Poor Ivana Trump: even in death she hasn’t been able to escape her ex-husband’s drama. After being found dead at the bottom of her stairs in July, Donald Trump’s first wife suffered the ignominy of being laid to rest near the first hole of Trump National Golf Club in New Jersey. Burying someone on a golf course is weird – even for a Trump – and theories immediately began to swirl. New Jersey exempts cemetery land from taxes, so was this a creepy form of tax avoidance? (Short answer: possibly, but it doesn’t make much business sense and seems unlikely.)

The Ivana conspiracy theories did not go gentle into that good night. Instead, they grew stranger and stranger, stoked by the feverish imaginations of #ResistanceTwitter: a collection of liberal activists who have built large social media followings by tweeting obsessively about Donald Trump. When the FBI raided his Mar-a-Lago home to recover classified documents, #ResistanceTwitter went into overdrive trying to find connections between Ivana’s death and Trump’s legal troubles. There is zero evidence that Ivana was cremated, but many high-profile #ResistanceTwitter accounts suddenly decided she definitely had been and, from there, concluded that Ivana’s casket must have been stuffed with classified documents. Jon Cooper, a Joe Biden superfan who has 1.1 million Twitter followers and whom Politico once described as “prone to outlandish statements that rack up retweets”, bears much responsibility for spreading this theory. “Seriously, is else anyone [sic) wondering – just a bit – what other stuff may be buried inside Ivana’s casket …?” Cooper tweeted on 9 August.

Nancy Lee Grahn, an actor with 184,000 Twitter followers, had similar suspicions. “Dear @FBI,” she tweeted on 10 August. “I know u don’t need advice from a soap star, but having been in 10 or 10k implausible storylines in my 37 yrs, may I recommend digging up Ivana. Clearly it didn’t take 10 pall bearers to carry a liposuctioned 73 yr old who methinks was in her weight in classified docs [sic].” Rude, Nancy, rude.

That was more than a month ago. Have the Ivana conspiracy theories now been laid to rest? No, they have not. Some #Resistance accounts are still demanding that the FBI dig up Ivana’s grave to check whether Trump hid documents in her casket. A few of those demands, I should note, may have started off as jokes. The problem with the internet, however, is that a gag can quickly take on a life of its own. In 2017, for example, the Guardian’s Marina Hyde joked on Twitter that Melania Trump had a body double: the impersonator did all the tedious work of being married to Donald while the real Melania flitted around having fun.
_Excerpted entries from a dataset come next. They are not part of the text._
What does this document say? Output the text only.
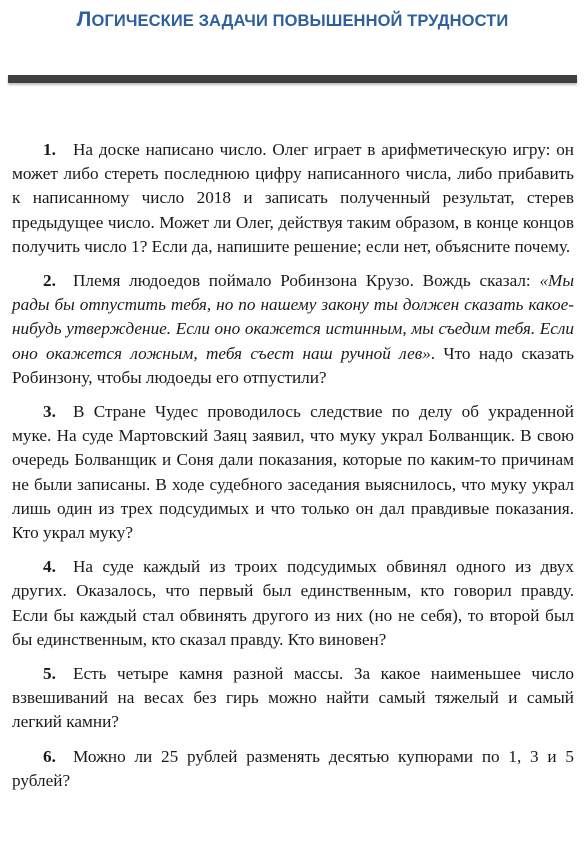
ЛОГИЧЕСКИЕ ЗАДАЧИ ПОВЫШЕННОЙ ТРУДНОСТИ

1. На доске написано число. Олег играет в арифметическую игру: он может либо стереть последнюю цифру написанного числа, либо прибавить к написанному число 2018 и записать полученный результат, стерев предыдущее число. Может ли Олег, действуя таким образом, в конце концов получить число 1? Если да, напишите решение; если нет, объясните почему.

2. Племя людоедов поймало Робинзона Крузо. Вождь сказал: «Мы рады бы отпустить тебя, но по нашему закону ты должен сказать какое-нибудь утверждение. Если оно окажется истинным, мы съедим тебя. Если оно окажется ложным, тебя съест наш ручной лев». Что надо сказать Робинзону, чтобы людоеды его отпустили?

3. В Стране Чудес проводилось следствие по делу об украденной муке. На суде Мартовский Заяц заявил, что муку украл Болванщик. В свою очередь Болванщик и Соня дали показания, которые по каким-то причинам не были записаны. В ходе судебного заседания выяснилось, что муку украл лишь один из трех подсудимых и что только он дал правдивые показания. Кто украл муку?

4. На суде каждый из троих подсудимых обвинял одного из двух других. Оказалось, что первый был единственным, кто говорил правду. Если бы каждый стал обвинять другого из них (но не себя), то второй был бы единственным, кто сказал правду. Кто виновен?

5. Есть четыре камня разной массы. За какое наименьшее число взвешиваний на весах без гирь можно найти самый тяжелый и самый легкий камни?

6. Можно ли 25 рублей разменять десятью купюрами по 1, 3 и 5 рублей?
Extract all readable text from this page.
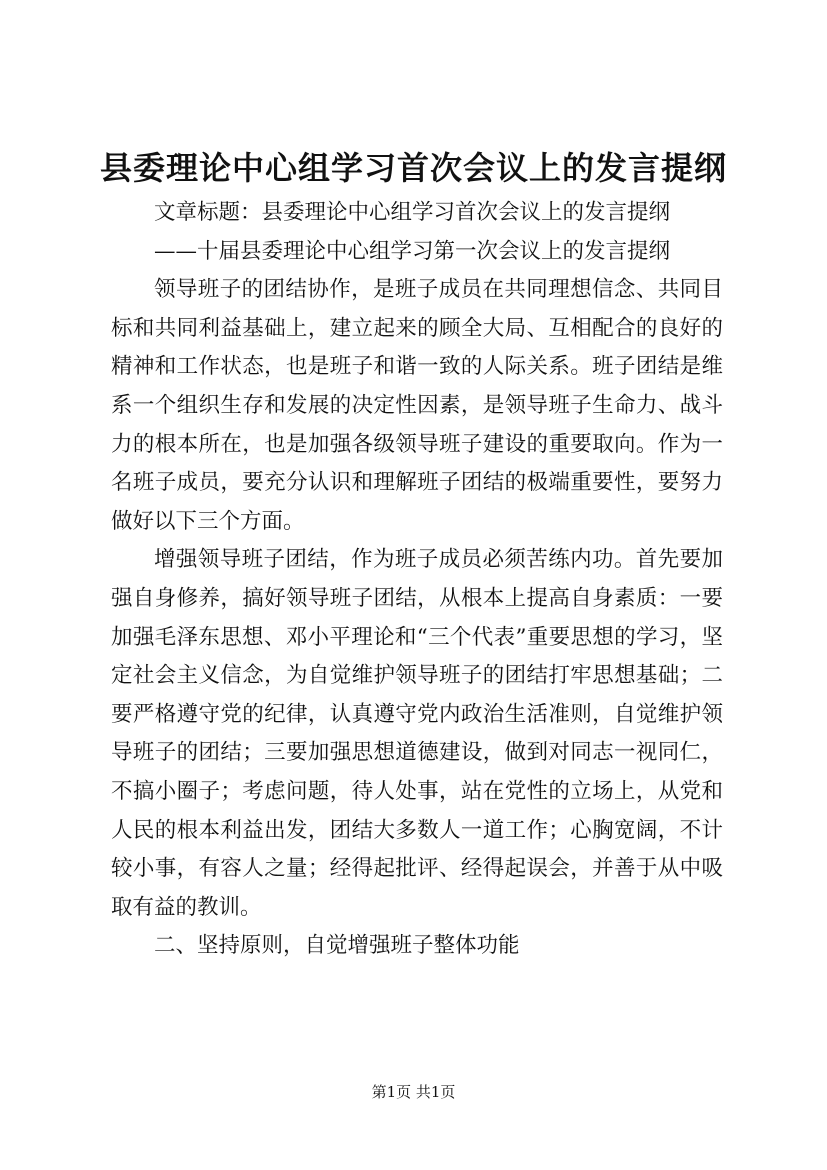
县委理论中心组学习首次会议上的发言提纲

文章标题：县委理论中心组学习首次会议上的发言提纲

——十届县委理论中心组学习第一次会议上的发言提纲

领导班子的团结协作，是班子成员在共同理想信念、共同目标和共同利益基础上，建立起来的顾全大局、互相配合的良好的精神和工作状态，也是班子和谐一致的人际关系。班子团结是维系一个组织生存和发展的决定性因素，是领导班子生命力、战斗力的根本所在，也是加强各级领导班子建设的重要取向。作为一名班子成员，要充分认识和理解班子团结的极端重要性，要努力做好以下三个方面。

增强领导班子团结，作为班子成员必须苦练内功。首先要加强自身修养，搞好领导班子团结，从根本上提高自身素质：一要加强毛泽东思想、邓小平理论和“三个代表”重要思想的学习，坚定社会主义信念，为自觉维护领导班子的团结打牢思想基础；二要严格遵守党的纪律，认真遵守党内政治生活准则，自觉维护领导班子的团结；三要加强思想道德建设，做到对同志一视同仁，不搞小圈子；考虑问题，待人处事，站在党性的立场上，从党和人民的根本利益出发，团结大多数人一道工作；心胸宽阔，不计较小事，有容人之量；经得起批评、经得起误会，并善于从中吸取有益的教训。

二、坚持原则，自觉增强班子整体功能

第1页 共1页
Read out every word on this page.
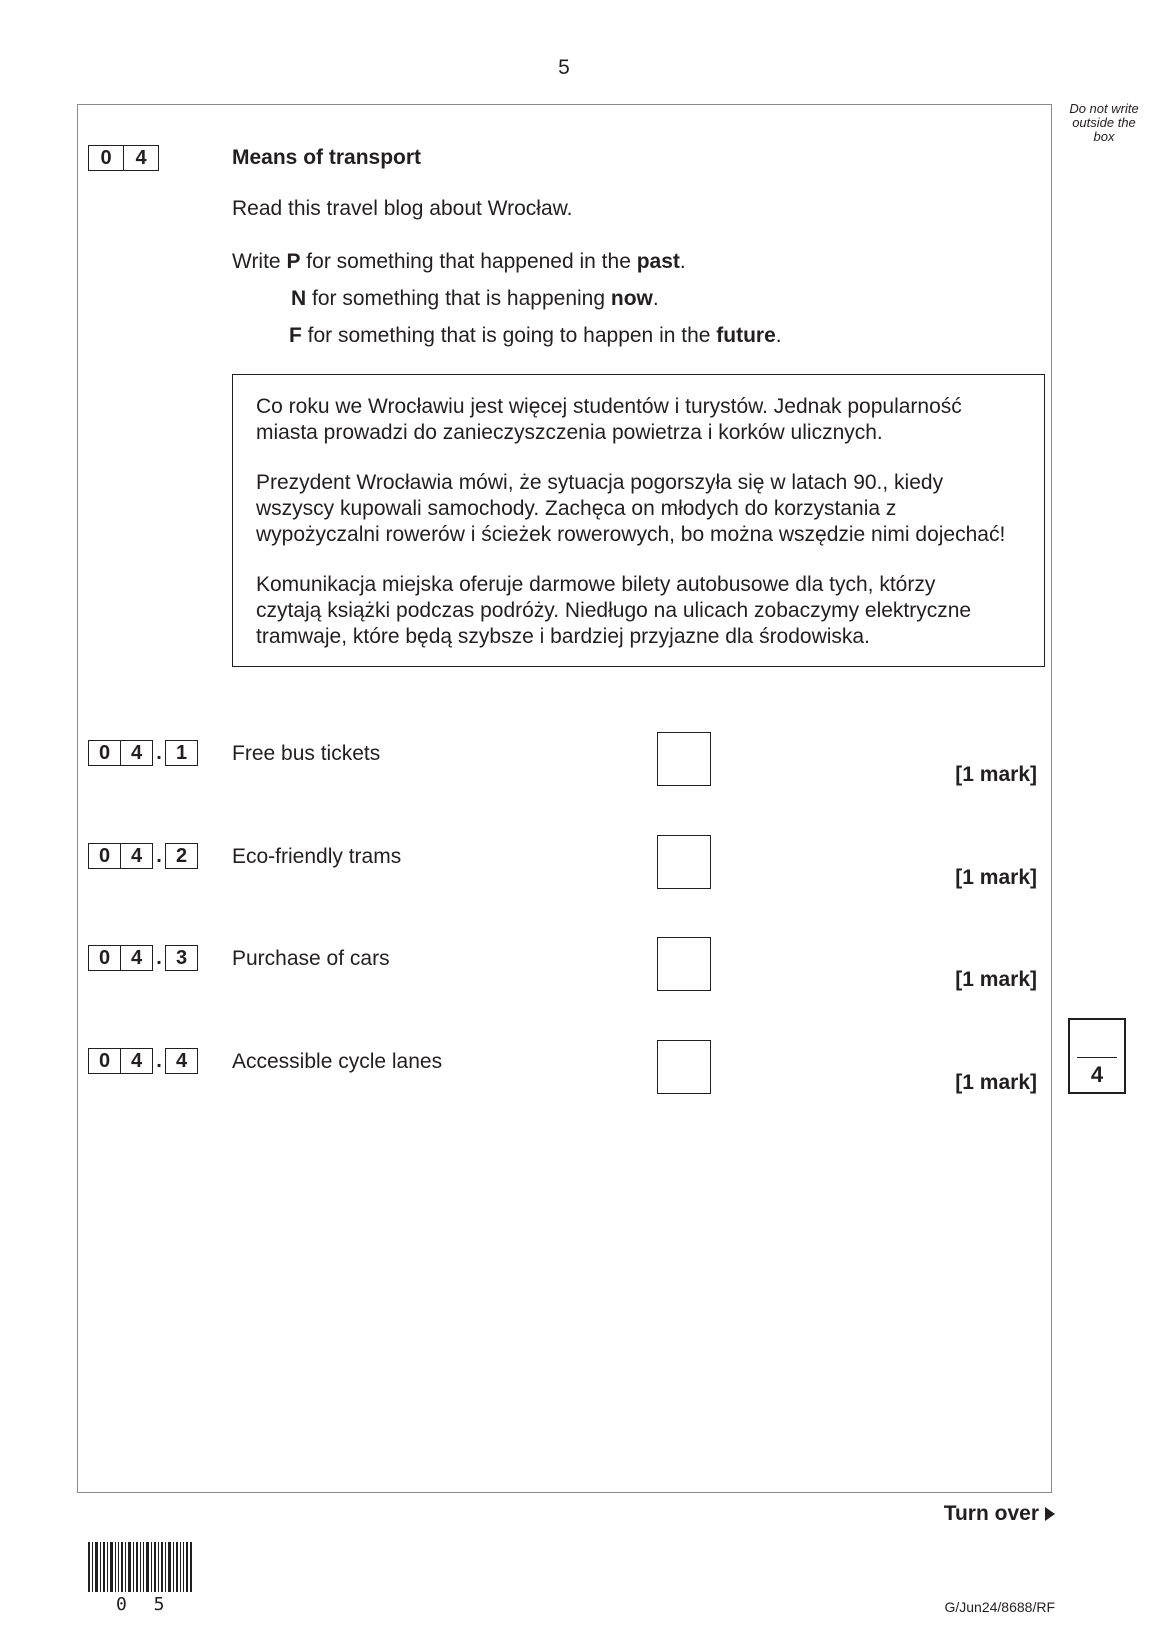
5
Do not write outside the box
0	4	Means of transport
Read this travel blog about Wrocław.
Write P for something that happened in the past.
N for something that is happening now.
F for something that is going to happen in the future.

Co roku we Wrocławiu jest więcej studentów i turystów. Jednak popularność
miasta prowadzi do zanieczyszczenia powietrza i korków ulicznych.

Prezydent Wrocławia mówi, że sytuacja pogorszyła się w latach 90., kiedy
wszyscy kupowali samochody. Zachęca on młodych do korzystania z
wypożyczalni rowerów i ścieżek rowerowych, bo można wszędzie nimi dojechać!

Komunikacja miejska oferuje darmowe bilety autobusowe dla tych, którzy
czytają książki podczas podróży. Niedługo na ulicach zobaczymy elektryczne
tramwaje, które będą szybsze i bardziej przyjazne dla środowiska.

0	4 . 1	Free bus tickets
[1 mark]
0	4 . 2	Eco-friendly trams
[1 mark]
0	4 . 3	Purchase of cars
[1 mark]
0	4 . 4	Accessible cycle lanes
[1 mark]	4
Turn over
0 5	G/Jun24/8688/RF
This theory then got aired on Sky News and Good Morning Britain.

Jokes are more likely to take on lives of their own when they are somewhat plausible. Perhaps the wildest thing about the bonkers theory that a former US president hid classified documents in a coffin supposedly containing his first wife whom he buried on his golf course, is that you can see how people could believe it. Trump, after all, had unorthodox ways of getting rid of documents. According to the New York Times correspondent Maggie Haberman, he sometimes blocked the White House drains by flushing documents down the toilet. (Photographic evidence of this was recently published). “It was an extension of Trump’s term-long habit of ripping up documents that were supposed to be preserved under the Presidential Records Act,” Haberman wrote. A commode one day, a coffin the next? You can see how people might believe that is what happened.

Let me be clear, though, that is obviously not what happened. #Casketgate should serve as a reminder that it’s not just the right that is responsible for spreading online misinformation; liberals are also to blame. I am as fond as the next person of speculating about the dysfunctional Trump family, but when you start demanding that graves be dug up, it’s a sign that things may have gone a little too far.